M. Bissonnet: On vous remercie beaucoup, en tant qu'Opposition, de votre participation à cette commission. Le seul souhait que je formule est celui-ci: Vous avez peut-être des problèmes mais l'important, à mon avis, c'est de s'intégrer comme Québécois à la société québécoise.

M. Clair: Juste quelques mots pour remercier les représentants de l'Association haïtienne des travailleurs du taxi de leur présence et de leur mémoire.

Le Président (M. Desbiens): Merci. Je demanderais maintenant au représentant du groupe Taxi GSM Ltée de s'approcher, s'il vous plaît. C'est le mémoire no 21. Je demanderais au porte-parole de s'identifier et de nous présenter les personnes qui l'accompagnent.

Taxi GSM Ltée

Mme Boucher (Marie-Claude): Je m'appelle Marie-Claude Boucher; à ma droite, M. Al Cibulak; à ma gauche, M. Morrey Smith et Mme Lyse Stecko. Nous représentons la compagnie Magnat/GSM, une association qui a été formée dans le but de faire une analyse du coût de la manufacture et la mise en marché d'un véhicule qui pourrait remplir les nombreux rôles prévus au livre blanc.

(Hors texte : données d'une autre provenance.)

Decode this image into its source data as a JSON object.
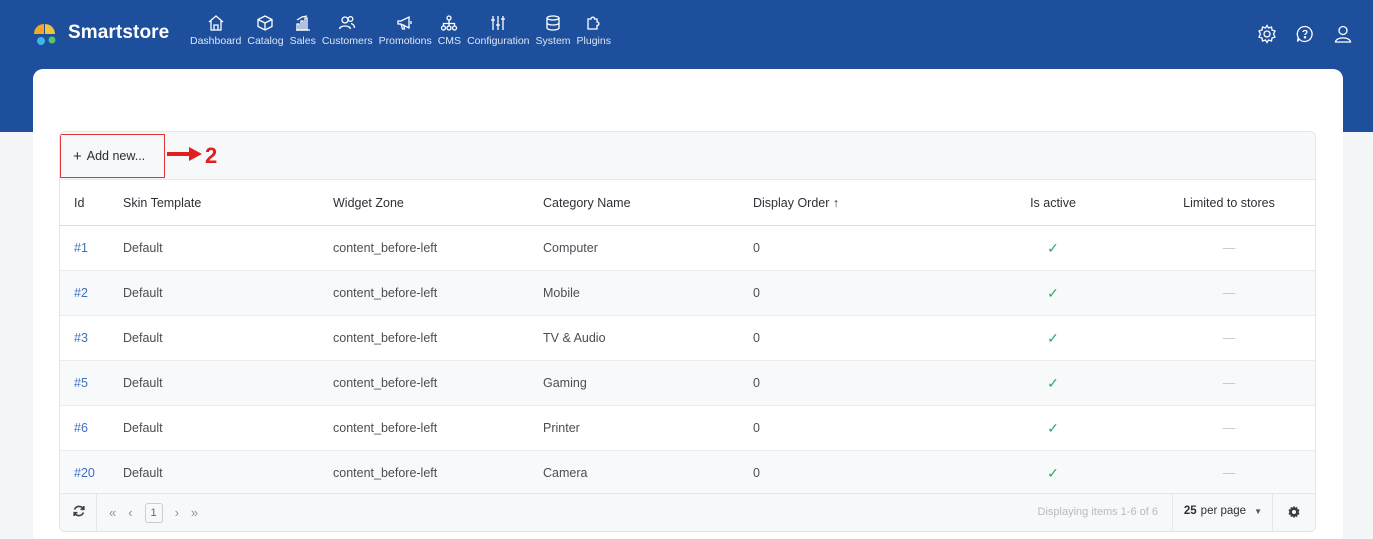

Le taxi a toujours eu comme rôle, dans les villes, de transporter sur demande un seul ou, tout au plus, quelques passagers à la fois. C'est du reste ce qui explique le peu d'efficacité des voitures-taxis, le chauffeur devant attendre ou se promener à vide entre deux courses. Or, la flambée des coûts de l'essence et l'exploitation des voitures a diminué la rentabilité de l'industrie du taxi et son attrait comme entreprise commerciale. C'est le souci de rentabilisation qui explique la popularité croissante des petites voitures et la montée des tarifs. Au Québec, les règlements restrictifs n'ont servi qu'à décupler les problèmes puisqu'ils limitent les services que peut offrir le taxi. Ces divers problèmes et les quelques autres qui affectent l'industrie du taxi, le gouvernement du Québec montre bien qu'il en est conscient, dans son livre blanc, et nous sommes heureux de l'occasion qui nous est donnée de faire valoir notre point de vue.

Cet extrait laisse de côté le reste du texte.